A major character in The Secret History is a DEA agents tortured and killed by Mexican drug cartel figures. But his name is rarely mentioned in the novel. And he’s only in the background.

So, I thought you should know more about this agent, Enrique “Kiki” Camarena.

He was born in 1947 in Mexicali, a Mexican city just across the border from the United States; his family moved to Calexico, California, while he was a child. After graduating from high school, he joined the Marines, was discharged in 1970 and went to work with the Calexico police department. He eventually became an undercover narcotics officer and, in 1973, joined the newly established Drug Enforcement Agency, which was particularly interested in hiring Spanish speakers.

Eventually, Camarena – who by then was married with three children – ended up as the resident DEA agent in Guadalajara, Mexico.

And this is basically where he comes into The Secret History’s story lines.

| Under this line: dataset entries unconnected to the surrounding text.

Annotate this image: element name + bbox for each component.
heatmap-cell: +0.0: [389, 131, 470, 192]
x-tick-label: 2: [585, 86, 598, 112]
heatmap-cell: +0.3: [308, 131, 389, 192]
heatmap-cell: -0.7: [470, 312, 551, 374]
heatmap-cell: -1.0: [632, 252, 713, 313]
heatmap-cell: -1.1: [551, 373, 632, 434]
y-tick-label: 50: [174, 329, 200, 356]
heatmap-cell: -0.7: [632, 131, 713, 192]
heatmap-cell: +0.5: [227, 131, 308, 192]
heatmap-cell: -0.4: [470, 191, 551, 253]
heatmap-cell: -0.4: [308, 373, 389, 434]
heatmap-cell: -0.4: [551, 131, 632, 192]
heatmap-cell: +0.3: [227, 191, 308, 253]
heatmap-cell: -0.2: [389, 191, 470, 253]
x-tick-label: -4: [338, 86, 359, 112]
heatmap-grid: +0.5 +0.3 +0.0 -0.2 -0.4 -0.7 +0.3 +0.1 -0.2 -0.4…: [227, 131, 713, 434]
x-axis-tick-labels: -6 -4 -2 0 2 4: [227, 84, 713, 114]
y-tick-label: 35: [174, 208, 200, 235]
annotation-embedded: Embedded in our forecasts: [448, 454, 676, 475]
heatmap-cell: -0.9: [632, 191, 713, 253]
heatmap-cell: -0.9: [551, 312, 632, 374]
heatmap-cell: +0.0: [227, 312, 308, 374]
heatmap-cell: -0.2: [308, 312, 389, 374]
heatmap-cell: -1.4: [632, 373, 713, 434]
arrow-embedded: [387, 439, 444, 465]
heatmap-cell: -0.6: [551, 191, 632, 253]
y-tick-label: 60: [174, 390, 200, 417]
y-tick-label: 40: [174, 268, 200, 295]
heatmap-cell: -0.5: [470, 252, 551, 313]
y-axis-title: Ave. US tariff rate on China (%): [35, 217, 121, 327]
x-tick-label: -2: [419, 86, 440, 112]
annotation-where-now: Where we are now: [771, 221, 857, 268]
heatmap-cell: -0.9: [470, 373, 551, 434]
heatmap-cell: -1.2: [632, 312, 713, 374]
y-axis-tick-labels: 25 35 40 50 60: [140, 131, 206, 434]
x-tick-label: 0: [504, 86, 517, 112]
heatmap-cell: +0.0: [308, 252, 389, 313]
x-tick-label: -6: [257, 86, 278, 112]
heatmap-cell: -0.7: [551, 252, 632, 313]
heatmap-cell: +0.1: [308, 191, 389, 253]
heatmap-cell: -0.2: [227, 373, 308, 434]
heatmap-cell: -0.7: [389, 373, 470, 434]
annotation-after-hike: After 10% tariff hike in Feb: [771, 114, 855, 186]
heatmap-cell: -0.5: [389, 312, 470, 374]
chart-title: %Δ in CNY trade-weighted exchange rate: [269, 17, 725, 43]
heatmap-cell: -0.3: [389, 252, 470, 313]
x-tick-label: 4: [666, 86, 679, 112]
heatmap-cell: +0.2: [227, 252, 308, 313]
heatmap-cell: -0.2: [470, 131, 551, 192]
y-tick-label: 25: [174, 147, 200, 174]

The plot line about Kiki Camarena basically involves one essential question: was the Central Intelligence Agency involved in his abduction, torture and murder at the hands of a Mexican cartel?

You’ll have to read The Secret History to learn my answer to this question. But meanwhile, I’ll lay out the predominant allegation of CIA involvement.

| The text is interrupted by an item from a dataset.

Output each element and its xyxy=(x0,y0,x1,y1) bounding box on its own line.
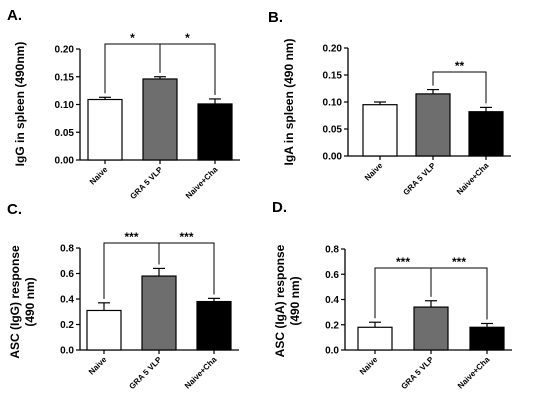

At the time, the CIA was heavily involved with supplying weapons to the Contra insurgents fighting against the government of Nicaragua. The theory is that Camarena – perhaps inadvertently – stumbled upon threads of this involvement, including the notion that the CIA had infiltrated the DEA. At the same time, his undercover work had disrupted the smuggling activities of the powerful Guadalajara Cartel. Therefore, it was to the advantage of both the CIA, which had many contacts with Mexican smugglers, and the Cartel to find out what he knew and what he intended to do. (And remember that the CIA had been heavily involved with Mexican law enforcement and security since at least the 1960s.)

A number of former DEA agents, Mexican law enforcement officers, journalists and historians have bought into this theory, publishing accounts and investigative reports, much of the work coming out ten to twenty years ago. (Interestingly, many of the investigative reports also bring in the assassination of Mexican journalist Manuel Buendia, alleging that he had discovered the CIA’s involvement in trafficking drugs into the United States about the same time.)

The CIA, of course, has denied all of this.